Amadou dit vrai, et hélas ce petit livre laisse à la lecture une impression pour le moins troublante:
Rouhier est également un des personnages d'un curieux récit romancé de Teddy Legrand, Les sept têtes du dragon vert, paru en 1933 et que les éditions M.C.O.R. ont eu la bonne idée de refaire paraître, à tirage limité, en 2007.
Il y apparaît comme d'autres ésotéristes, tels que Sédir. Alexandre y est ce "pharmacien connu" qui a consacré un ouvrage fort bien fait au peyotl, objet depuis 1918, selon Legrand, de recherches scientifiques dans les laboratoires européens.
Dans ses Alchimiques mémoires de la revue La tourbe des philosophes (N°15-16, 1981), Eugène Canseliet précisera que comme Gaston Sauvage et Jules Boucher, Alexandre Rouhier (doctor Sabazius) travaillait au laboratoire Poulenc.
Ariane Touze, dans son catalogue 6 de la librairie ésotérique Le Songe de Polia (Librairie Dévotions de Fonteneilles, par Souppes sur Loing), affirme au printemps 2011 que "la thèse du docteur Rouhier sur le peyotl et son voyage au Nouveau Mexique furent financés par les laboratoires Poulenc.
Ce fut dans leurs locaux qu'il rencontra Gaston Sauvage et d'autres personnages que l'on retrouvera dans l'énigmatique société du "Grand Lunaire" souvent évoquée dans l'énigme Fulcanelli."
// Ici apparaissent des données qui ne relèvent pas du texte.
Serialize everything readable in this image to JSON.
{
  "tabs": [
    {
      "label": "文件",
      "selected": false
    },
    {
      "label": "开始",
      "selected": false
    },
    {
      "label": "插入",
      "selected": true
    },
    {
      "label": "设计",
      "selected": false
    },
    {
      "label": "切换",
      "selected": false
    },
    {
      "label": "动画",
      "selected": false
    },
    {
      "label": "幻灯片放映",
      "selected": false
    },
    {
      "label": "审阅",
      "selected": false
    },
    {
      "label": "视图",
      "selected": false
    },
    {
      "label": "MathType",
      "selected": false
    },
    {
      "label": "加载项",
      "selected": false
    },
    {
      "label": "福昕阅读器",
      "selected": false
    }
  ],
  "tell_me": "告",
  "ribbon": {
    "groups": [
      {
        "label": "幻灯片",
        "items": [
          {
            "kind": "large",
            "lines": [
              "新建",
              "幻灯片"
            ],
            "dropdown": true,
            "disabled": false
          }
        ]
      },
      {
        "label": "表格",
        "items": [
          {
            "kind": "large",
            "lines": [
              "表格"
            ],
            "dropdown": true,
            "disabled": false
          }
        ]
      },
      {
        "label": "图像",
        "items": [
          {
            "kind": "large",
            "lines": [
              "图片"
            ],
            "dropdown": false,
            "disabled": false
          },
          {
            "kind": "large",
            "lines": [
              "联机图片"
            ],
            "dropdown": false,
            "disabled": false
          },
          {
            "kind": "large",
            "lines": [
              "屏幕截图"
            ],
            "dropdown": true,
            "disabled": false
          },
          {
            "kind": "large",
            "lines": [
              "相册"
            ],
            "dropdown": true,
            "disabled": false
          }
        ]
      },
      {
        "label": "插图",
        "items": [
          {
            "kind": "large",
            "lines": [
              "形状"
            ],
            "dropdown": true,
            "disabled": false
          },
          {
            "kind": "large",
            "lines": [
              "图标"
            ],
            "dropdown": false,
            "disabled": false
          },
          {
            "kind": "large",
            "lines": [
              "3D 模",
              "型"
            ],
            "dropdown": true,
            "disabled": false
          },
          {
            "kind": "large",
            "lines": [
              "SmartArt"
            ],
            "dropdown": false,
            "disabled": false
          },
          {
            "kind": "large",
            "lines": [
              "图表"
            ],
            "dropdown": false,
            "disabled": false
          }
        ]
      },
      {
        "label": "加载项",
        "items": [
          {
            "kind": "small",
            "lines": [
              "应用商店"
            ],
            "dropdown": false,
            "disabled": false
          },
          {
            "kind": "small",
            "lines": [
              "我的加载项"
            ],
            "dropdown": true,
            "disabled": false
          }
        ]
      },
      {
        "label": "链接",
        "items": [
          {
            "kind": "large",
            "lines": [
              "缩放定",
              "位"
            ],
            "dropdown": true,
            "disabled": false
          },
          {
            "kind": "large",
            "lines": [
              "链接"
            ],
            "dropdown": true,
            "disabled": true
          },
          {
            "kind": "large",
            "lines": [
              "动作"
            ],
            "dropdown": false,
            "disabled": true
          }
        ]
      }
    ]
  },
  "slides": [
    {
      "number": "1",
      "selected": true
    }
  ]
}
Mais laissons à Eugène Canseliet le mot de la fin de ce post. Dans Le feu du soleil, op.cit., il affirme:
"Alexandre Rouhier, Gaston Sauvage et Jules Boucher...entraînèrent, plus ou moins, ce pauvre Julien Champagne, dans une assez fâcheuse collaboration qui lui aliéna, sans espoir, la protection puissante de Fulcanelli."
Et à titre anecdotique mentionnons les dires de Gilette Ziegler dans son Histoire secrète de Paris (Stock,
1967). Pour elle le Très Haut Lunaire aurait été fondé en 1896 par un Américain, Aleister Crosby.
Le premier "pape" du T.H.L. aurait été un autre Américain, Albert Pike. Elle paraît considérer que cette
société était encore active au moment où elle écrivit son livre.